The Cubs allowed Arrieta to be himself, fine-tuned his natural mechanics and watched his confidence soar while going 20-1 with a 0.86 ERA across his last 24 regular-season starts.

“I guess everybody’s become suspicious,” manager Joe Maddon said. “But I just challenge anybody to go with him for his workout program for maybe – I won’t even say a week – I’ll say for two days. Just go keep up with him for two days and see what he actually does and see if you could (do it).

“What happened a couple years ago (in Baltimore) is always going to create that kind of suspicion when a guy’s a little bit above and beyond or extraordinary. 

“But with him – for those of us that are around him all the time – it is an extraordinary workout program. His focus is off the charts. And even actually prior to him being good, the numbers were the same back then, whether you’re talking fastball velocity, spin rate, all that stuff that was already there.”

Arrieta – who turned 30 during spring training and will face the rebuilding Brewers on Wednesday night at Wrigley Field – had enough raw talent to get a seven-figure signing bonus as a fifth-round pick out of Texas Christian University in 2007. He shined in the Arizona Fall League, pitched in the 2008 Summer Olympics and made it to the All-Star Futures Game that same year. 

Arrieta isn’t some overnight success story.
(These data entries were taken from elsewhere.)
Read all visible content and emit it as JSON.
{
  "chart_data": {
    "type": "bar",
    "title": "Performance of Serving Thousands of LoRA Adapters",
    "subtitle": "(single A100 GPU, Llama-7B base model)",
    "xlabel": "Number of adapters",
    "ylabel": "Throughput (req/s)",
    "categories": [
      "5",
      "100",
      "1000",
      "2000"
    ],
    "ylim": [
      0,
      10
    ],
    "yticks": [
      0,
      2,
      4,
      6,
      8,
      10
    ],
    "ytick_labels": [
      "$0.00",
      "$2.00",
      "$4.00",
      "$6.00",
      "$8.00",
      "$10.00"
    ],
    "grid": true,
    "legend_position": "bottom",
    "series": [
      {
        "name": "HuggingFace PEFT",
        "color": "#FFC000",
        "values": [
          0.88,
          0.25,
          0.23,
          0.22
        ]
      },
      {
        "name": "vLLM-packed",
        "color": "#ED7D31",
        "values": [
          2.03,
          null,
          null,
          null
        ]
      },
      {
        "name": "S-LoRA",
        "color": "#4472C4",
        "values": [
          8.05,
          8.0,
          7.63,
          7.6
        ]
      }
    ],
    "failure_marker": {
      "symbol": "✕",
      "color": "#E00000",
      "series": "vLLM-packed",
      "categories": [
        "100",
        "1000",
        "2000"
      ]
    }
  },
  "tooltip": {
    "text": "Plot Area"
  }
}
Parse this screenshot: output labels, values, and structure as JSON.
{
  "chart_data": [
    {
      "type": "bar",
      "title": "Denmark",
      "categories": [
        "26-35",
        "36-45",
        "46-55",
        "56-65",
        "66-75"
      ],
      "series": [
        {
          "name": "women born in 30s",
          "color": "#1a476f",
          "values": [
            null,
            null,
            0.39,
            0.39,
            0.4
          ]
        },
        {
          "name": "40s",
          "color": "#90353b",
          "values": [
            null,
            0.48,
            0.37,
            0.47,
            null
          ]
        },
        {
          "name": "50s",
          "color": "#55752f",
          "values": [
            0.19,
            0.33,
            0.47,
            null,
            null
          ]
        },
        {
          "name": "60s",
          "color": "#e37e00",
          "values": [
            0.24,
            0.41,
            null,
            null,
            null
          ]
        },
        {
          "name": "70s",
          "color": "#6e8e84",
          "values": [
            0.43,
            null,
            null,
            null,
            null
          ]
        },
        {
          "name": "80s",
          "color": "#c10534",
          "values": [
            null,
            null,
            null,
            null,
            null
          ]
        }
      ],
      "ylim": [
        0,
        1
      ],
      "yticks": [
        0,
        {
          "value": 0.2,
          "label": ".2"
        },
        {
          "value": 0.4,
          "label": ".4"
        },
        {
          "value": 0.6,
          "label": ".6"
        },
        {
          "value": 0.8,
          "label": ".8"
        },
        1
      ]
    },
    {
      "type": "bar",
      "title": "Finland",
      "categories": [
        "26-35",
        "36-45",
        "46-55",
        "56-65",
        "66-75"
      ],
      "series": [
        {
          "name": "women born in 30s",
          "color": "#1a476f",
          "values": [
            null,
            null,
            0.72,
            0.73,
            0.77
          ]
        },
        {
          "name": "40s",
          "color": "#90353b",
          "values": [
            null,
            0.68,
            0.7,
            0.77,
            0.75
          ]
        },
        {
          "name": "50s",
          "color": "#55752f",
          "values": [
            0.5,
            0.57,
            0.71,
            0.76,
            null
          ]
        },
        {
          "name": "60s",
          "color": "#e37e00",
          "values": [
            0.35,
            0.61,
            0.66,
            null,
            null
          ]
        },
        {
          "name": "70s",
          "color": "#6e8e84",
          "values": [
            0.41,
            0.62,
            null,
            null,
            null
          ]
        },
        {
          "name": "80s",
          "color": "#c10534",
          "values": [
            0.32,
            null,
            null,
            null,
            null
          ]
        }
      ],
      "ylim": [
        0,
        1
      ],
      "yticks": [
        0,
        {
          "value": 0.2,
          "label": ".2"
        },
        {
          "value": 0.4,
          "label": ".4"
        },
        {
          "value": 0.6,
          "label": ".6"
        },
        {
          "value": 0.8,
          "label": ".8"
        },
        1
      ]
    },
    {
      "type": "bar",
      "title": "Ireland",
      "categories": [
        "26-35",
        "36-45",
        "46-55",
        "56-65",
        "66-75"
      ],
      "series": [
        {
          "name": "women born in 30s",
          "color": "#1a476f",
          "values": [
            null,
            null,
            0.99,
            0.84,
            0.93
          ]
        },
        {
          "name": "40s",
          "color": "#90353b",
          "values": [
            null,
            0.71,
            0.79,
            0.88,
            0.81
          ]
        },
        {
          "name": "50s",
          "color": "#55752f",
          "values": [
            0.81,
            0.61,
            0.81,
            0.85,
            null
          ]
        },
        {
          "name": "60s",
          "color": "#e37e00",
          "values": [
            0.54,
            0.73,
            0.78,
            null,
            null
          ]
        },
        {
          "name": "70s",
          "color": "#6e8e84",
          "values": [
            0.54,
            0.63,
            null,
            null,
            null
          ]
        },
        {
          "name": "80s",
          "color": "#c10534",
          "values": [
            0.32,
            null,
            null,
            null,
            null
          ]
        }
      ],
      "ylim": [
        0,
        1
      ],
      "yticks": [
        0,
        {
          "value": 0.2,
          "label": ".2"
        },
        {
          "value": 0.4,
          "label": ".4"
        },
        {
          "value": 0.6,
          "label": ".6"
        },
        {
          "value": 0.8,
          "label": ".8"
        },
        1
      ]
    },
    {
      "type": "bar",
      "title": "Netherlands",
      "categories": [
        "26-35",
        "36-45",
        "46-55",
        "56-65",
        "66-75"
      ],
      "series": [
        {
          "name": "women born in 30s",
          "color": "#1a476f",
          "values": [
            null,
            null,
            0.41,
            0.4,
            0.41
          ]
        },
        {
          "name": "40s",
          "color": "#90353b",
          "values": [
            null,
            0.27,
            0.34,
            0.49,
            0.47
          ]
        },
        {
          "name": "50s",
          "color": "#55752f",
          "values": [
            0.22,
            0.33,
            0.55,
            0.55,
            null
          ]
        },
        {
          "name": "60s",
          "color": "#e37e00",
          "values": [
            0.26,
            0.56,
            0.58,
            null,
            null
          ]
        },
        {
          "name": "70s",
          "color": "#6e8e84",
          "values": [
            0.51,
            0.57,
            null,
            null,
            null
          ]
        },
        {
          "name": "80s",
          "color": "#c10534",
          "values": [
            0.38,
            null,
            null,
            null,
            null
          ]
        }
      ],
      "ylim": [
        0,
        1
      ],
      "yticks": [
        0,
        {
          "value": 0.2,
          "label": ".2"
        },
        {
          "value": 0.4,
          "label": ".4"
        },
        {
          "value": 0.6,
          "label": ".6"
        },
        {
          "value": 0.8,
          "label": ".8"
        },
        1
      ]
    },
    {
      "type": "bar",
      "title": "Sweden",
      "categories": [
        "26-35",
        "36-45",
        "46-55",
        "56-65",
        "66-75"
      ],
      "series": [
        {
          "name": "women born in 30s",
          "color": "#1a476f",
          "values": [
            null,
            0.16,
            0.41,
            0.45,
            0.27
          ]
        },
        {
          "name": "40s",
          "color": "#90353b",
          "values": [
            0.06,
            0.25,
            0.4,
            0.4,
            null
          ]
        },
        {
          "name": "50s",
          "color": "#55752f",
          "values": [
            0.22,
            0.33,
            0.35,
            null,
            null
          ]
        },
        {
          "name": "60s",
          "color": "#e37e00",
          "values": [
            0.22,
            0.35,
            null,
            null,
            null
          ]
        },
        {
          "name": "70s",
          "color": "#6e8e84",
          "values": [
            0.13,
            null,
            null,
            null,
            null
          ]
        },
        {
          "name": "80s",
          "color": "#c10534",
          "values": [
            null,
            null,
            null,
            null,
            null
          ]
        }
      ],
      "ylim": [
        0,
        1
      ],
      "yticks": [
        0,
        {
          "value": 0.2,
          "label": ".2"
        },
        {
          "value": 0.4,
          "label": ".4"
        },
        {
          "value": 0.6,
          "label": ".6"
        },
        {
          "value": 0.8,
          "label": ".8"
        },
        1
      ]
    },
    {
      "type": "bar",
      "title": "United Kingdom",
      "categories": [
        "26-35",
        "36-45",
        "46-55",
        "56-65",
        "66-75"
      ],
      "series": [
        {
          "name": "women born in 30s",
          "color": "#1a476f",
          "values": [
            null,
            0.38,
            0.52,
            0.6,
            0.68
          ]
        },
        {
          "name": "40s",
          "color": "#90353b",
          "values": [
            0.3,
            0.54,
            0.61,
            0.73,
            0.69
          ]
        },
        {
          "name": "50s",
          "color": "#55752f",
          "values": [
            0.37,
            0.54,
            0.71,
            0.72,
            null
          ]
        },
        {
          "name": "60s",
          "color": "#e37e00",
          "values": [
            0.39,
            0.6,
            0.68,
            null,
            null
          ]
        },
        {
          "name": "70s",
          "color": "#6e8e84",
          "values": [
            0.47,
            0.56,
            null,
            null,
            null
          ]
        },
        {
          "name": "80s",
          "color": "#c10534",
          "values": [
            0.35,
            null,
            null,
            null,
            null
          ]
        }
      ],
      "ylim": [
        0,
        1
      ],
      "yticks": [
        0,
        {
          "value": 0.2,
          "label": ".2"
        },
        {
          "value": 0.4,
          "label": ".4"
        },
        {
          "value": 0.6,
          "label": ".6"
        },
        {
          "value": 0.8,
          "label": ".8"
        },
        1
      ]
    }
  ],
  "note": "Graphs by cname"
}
He believes those PED whispers he hears come from a place of jealousy. 

“People like that just don’t appreciate hard work,” Arrieta said. “Maybe they expect things to be easy or things to just kind of fall into your lap without having to put in the time and the effort and everything that goes into it, the sacrifices you make.

“I pride myself on doing things the right way – and hard work – and doing things that will make my family proud. (PEDs are) really not something that’s ever been on my agenda.”